Balcão, bebiba, barra, Biro

por Carlos Conte*

O bar do Biro é o melhor que eu conheço. Baiano albino, o Biro tem esse apelido por causa do ex-volante corintiano dos anos 80, o Biro-Biro (que o presidente Mateus certa vez chamou de Lero-Lero...). O Biro me lembra um personagem sertanejo da Rachel de Queiroz chamado José Alexandre, “caboclo hercúleo” que vivia isolado numa fazendinha no Ceará e que pelo fato de falar muito pouco sua voz era sempre rouca, “como a de um bicho que aprendesse a falar”. O Biro também não é de falar muito e está sempre rouco. Algumas pessoas são roucas por natureza e acho que esse é o caso do Biro. Por isso, pra ser escutado no meio do barulho do boteco, ele é obrigado a forçar a voz: “vai uma seLEta?”, ele pergunta, com ênfase na tônica, como se levasse um susto no meio da frase.

Crônica tem um quê de conversa de bar. E tem bares que merecem uma crônica. Já escrevi sobre o Silveirinha, poderia escrever sobre o Valadares, o Biu, o bar do Paulo, o bar do finado Vavá... Esses são os meus bares. Meus bares! Com pronome possessivo e tudo. Desses todos, porém, o Biro é o meu predileto, pois no quesito mais importante que existe quando se julga um bar, o Biro vence.
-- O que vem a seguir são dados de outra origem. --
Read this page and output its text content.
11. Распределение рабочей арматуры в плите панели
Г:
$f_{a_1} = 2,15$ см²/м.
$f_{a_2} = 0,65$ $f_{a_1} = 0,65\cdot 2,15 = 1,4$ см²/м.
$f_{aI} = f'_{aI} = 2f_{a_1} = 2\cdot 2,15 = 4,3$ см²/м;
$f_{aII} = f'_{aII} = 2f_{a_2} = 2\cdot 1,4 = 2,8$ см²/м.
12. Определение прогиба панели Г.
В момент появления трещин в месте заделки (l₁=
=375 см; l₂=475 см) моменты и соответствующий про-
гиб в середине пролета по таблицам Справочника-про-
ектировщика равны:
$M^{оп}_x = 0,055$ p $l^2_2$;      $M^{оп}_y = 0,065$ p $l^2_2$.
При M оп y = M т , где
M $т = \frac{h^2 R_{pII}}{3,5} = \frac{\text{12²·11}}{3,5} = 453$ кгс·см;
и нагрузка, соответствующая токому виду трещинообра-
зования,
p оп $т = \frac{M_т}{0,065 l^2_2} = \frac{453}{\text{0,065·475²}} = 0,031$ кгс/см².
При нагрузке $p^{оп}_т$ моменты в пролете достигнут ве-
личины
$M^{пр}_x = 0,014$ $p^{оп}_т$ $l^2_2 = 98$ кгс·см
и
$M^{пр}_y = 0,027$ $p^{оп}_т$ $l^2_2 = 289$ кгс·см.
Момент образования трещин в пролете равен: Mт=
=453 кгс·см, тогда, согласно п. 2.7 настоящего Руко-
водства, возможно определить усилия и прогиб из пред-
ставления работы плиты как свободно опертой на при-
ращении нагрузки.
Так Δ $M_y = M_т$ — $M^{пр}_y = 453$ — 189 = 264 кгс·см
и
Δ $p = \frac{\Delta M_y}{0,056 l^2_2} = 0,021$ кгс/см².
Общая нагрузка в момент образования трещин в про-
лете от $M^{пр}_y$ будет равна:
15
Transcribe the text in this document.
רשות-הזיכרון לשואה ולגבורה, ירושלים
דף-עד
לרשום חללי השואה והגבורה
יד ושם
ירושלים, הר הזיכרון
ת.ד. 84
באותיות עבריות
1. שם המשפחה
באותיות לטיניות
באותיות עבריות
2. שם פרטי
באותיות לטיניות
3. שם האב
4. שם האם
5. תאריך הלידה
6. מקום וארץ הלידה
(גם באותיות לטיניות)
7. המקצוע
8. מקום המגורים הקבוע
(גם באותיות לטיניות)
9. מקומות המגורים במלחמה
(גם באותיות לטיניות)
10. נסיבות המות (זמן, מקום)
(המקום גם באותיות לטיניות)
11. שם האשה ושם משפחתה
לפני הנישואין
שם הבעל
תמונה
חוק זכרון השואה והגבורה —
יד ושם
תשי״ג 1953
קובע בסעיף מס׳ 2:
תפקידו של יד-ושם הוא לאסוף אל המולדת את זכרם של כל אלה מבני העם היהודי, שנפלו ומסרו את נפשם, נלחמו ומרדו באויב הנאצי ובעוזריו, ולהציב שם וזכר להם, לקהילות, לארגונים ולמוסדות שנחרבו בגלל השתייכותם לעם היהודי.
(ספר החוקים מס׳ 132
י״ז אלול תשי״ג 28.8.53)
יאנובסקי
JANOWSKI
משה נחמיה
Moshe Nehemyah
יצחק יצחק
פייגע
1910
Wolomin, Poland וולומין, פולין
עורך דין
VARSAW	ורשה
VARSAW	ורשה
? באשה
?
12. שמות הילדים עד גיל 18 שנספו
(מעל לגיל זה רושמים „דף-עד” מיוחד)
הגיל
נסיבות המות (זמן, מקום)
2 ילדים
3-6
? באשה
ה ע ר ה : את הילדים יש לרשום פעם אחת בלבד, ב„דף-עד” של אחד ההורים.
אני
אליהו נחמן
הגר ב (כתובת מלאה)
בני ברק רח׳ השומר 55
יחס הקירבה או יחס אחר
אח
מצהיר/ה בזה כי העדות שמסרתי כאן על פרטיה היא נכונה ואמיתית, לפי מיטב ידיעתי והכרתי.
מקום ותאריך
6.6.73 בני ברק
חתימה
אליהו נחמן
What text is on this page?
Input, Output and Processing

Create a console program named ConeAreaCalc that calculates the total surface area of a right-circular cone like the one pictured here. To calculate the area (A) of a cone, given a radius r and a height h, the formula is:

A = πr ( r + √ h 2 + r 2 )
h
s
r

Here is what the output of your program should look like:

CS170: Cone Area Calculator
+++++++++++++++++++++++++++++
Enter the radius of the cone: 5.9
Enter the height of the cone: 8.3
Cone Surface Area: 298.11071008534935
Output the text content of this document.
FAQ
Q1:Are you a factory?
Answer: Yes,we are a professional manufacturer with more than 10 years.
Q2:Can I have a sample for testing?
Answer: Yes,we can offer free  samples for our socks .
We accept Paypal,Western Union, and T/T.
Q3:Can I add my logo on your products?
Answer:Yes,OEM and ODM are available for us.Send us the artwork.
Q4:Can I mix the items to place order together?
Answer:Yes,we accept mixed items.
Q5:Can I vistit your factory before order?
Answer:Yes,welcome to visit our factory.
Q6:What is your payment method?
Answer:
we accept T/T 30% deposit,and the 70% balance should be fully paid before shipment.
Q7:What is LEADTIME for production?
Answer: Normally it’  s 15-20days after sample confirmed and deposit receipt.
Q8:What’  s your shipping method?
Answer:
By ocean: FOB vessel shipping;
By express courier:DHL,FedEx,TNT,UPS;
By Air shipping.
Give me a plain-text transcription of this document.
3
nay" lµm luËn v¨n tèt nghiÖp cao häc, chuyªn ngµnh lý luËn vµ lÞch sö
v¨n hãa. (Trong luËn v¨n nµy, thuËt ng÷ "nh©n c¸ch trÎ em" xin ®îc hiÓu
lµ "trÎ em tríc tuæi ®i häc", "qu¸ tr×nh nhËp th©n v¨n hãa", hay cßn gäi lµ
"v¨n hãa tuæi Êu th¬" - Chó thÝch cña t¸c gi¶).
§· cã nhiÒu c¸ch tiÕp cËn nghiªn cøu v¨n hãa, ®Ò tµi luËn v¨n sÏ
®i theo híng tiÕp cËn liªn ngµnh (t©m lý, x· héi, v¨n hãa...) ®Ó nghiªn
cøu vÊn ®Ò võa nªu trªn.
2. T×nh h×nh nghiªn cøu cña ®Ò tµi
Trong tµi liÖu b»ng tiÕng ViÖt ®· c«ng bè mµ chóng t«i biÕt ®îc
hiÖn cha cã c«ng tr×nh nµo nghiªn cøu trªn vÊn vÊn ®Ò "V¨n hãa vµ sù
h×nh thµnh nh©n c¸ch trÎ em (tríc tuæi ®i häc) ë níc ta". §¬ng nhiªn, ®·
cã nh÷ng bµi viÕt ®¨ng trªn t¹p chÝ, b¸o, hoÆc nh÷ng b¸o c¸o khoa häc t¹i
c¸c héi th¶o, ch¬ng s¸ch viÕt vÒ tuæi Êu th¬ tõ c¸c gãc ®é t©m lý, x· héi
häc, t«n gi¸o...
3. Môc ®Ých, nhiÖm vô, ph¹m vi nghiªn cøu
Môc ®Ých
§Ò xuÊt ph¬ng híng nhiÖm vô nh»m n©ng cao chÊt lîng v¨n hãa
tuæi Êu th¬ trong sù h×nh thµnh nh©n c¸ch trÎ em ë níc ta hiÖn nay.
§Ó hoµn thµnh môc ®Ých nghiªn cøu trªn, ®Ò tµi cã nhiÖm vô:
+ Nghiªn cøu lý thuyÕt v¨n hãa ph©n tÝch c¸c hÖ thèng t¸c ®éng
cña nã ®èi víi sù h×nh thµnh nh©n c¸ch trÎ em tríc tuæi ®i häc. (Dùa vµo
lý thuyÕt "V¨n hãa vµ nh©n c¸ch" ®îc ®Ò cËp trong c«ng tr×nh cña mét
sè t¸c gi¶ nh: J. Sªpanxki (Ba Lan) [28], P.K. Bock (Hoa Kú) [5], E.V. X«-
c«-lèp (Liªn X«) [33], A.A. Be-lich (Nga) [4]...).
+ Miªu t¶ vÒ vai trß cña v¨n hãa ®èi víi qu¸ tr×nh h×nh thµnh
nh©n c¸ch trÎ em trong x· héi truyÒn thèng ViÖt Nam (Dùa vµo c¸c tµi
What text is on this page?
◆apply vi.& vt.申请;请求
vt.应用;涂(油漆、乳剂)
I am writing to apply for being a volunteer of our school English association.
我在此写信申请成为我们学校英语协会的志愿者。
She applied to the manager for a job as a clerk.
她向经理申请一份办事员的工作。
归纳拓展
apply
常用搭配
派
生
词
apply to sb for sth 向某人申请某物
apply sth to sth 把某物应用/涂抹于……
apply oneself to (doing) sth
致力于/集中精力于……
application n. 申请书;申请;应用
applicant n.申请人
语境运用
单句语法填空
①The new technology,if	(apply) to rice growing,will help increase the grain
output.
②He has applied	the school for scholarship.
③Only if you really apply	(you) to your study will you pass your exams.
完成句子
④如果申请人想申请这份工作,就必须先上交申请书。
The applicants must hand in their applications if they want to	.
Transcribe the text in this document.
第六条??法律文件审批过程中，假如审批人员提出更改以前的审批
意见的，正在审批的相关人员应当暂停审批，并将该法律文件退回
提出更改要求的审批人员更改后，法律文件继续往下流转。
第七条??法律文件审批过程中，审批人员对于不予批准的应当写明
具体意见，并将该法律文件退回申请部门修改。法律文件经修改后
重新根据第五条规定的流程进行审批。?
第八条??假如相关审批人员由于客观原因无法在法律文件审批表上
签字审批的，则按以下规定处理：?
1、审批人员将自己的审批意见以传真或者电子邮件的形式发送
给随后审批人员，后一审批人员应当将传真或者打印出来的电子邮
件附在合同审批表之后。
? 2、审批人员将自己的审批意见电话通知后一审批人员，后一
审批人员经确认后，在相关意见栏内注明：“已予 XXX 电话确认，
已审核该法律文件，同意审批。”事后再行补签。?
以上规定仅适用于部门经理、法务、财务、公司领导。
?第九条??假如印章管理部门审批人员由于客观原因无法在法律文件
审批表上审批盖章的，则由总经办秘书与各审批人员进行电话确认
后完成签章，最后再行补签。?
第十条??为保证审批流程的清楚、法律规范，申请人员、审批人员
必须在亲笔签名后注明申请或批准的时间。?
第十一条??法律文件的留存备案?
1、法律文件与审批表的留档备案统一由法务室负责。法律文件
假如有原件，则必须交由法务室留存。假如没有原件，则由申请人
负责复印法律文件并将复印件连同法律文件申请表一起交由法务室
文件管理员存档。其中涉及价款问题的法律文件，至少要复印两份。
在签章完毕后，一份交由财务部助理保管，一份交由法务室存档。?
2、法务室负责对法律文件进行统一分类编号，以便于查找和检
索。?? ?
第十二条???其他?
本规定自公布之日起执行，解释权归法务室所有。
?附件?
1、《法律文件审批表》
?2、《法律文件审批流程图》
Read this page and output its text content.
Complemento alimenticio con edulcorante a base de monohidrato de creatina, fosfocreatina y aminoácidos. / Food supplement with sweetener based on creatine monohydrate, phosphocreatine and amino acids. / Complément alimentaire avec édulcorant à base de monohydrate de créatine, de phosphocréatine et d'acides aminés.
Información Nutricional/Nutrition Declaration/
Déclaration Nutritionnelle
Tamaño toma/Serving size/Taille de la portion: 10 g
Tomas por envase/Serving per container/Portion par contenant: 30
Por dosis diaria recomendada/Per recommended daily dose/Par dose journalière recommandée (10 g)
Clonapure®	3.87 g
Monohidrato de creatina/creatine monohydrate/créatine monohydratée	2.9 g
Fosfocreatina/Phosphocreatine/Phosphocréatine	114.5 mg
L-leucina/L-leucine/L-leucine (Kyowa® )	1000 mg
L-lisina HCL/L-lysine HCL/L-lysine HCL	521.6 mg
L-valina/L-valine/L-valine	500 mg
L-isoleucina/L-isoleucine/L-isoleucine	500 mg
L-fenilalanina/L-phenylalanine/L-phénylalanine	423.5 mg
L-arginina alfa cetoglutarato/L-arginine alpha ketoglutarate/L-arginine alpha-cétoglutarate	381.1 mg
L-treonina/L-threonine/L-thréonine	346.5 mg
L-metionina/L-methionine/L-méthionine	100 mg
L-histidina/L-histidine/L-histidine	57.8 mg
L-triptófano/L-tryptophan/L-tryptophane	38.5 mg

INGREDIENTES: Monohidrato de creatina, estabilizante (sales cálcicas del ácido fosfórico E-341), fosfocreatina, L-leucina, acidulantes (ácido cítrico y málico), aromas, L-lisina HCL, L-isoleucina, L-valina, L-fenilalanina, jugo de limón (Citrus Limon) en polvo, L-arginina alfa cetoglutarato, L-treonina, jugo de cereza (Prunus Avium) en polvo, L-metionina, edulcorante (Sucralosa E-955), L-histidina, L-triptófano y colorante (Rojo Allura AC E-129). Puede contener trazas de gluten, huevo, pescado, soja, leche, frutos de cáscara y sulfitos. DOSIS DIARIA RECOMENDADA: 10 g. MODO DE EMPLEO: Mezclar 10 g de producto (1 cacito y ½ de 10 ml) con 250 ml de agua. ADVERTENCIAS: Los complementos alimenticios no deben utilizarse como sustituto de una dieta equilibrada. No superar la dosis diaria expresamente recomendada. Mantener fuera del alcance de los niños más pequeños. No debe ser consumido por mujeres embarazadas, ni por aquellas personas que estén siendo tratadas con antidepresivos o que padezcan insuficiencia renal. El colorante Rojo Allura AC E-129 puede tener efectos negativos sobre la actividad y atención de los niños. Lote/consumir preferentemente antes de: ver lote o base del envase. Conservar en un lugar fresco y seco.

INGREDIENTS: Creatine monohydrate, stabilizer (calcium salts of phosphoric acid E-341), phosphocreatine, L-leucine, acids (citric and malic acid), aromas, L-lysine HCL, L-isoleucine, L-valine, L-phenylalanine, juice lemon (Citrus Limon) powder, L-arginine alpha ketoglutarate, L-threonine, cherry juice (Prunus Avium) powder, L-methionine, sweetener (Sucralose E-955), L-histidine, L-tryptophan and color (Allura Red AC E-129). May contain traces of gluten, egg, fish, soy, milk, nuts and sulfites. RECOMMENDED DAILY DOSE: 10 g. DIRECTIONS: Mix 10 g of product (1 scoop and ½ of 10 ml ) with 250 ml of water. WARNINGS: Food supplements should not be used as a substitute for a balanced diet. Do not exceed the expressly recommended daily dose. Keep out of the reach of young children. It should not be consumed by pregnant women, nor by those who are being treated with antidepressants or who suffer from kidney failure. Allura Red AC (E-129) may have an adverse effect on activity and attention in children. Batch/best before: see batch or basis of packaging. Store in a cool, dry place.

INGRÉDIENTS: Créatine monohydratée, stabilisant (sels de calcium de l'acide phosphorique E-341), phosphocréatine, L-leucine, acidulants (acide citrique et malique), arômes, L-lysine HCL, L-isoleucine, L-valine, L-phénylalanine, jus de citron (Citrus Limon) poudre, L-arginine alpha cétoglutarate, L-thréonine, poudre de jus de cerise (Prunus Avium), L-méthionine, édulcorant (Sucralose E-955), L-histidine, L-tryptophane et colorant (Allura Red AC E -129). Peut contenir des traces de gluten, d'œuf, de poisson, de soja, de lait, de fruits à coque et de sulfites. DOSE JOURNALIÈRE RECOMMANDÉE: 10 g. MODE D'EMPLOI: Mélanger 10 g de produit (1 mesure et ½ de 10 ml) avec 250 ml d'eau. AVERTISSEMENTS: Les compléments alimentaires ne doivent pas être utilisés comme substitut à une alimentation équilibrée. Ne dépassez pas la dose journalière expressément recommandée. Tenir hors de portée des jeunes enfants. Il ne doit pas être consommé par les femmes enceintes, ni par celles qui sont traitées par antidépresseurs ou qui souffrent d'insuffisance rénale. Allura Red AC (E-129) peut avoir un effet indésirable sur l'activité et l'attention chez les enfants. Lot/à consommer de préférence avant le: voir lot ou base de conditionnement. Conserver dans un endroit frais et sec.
Variedade de cervejas? Sem dúvida esse quesito é importante, mas o Sagarana não é o meu bar preferido, muito menos o Frangó lá da Freguesia. Petiscos? Claro, são fundamentais (aliás, descobri que tem um bar de happy-hour numa travessa da Paulista que tem rodízio de petiscos, mas nunca fui). Atendimento? Limpeza? Serviço delivery?...

Quando elejo o Biro, não me refiro a nenhum desses quesitos adotados pelos críticos dos Guias e Revistas de São Paulo, até porque o Biro perderia em todos, exceto atendimento, pois simpatia e solicitude são a marca registrada do Biro, auxiliado por seu fiel escudeiro Geladeira (porque ele sempre está atrás do balcão, de pé, parado, como uma geladeira... Apelidos de bar é um tema que daria outra crônica).

Para mim, o principal aspecto quando se avalia um bar é tão subjetivo quanto o conceito de liberdade: cada um sente de um jeito diferente, cada um pode relatar experiências, manifestações reais, efêmeras ou duradouras, mais intensas ou menos, mas é difícil cravar “liberdade é isso”, “felicidade é aquilo”, como para mim é difícil encontrar a melhor palavra que defina essa adoração que tenho pelo bar do Biro.

Tem a ver com acolhimento. Sem dúvida. O Biro é meu refúgio. Eu procuro isso num bar. Nem sempre, é claro. Algumas vezes procuro mulheres. E cada vez mais elas estão indo ao Biro. O Biro é um bar que o Antônio Prata chamaria de “meio intelectual, meio de esquerda”, com seu balcão velho de fórmica, os bancos gastos, um enorme mapa múndi, um barrilzinho de pinga com o distintivo do Corinthians, a mesa de sinuca no fundo (onde as caçapas são tão apertadas que às vezes parece que o jogo não vai acabar nunca), mas o principal são os dois grandes painéis laterais, retratando cavalgadas e paisagens bucólicas. Esses painéis são realmente incríveis, eu não me canso de olhar para eles. A típica coisa brega/autêntica que a galera pira, e eu já me acostumei tanto com aqueles cavalos ali, me olhando, que não imagino como seria o bar sem eles. Até que um dia, dando na telha ou entrando um dinheiro extra, o Biro manda passar uma tinta, faz uma parede com textura ou algo do tipo, mais “moderno”, mais fácil de limpar, e acaba com a graça da galera hipster.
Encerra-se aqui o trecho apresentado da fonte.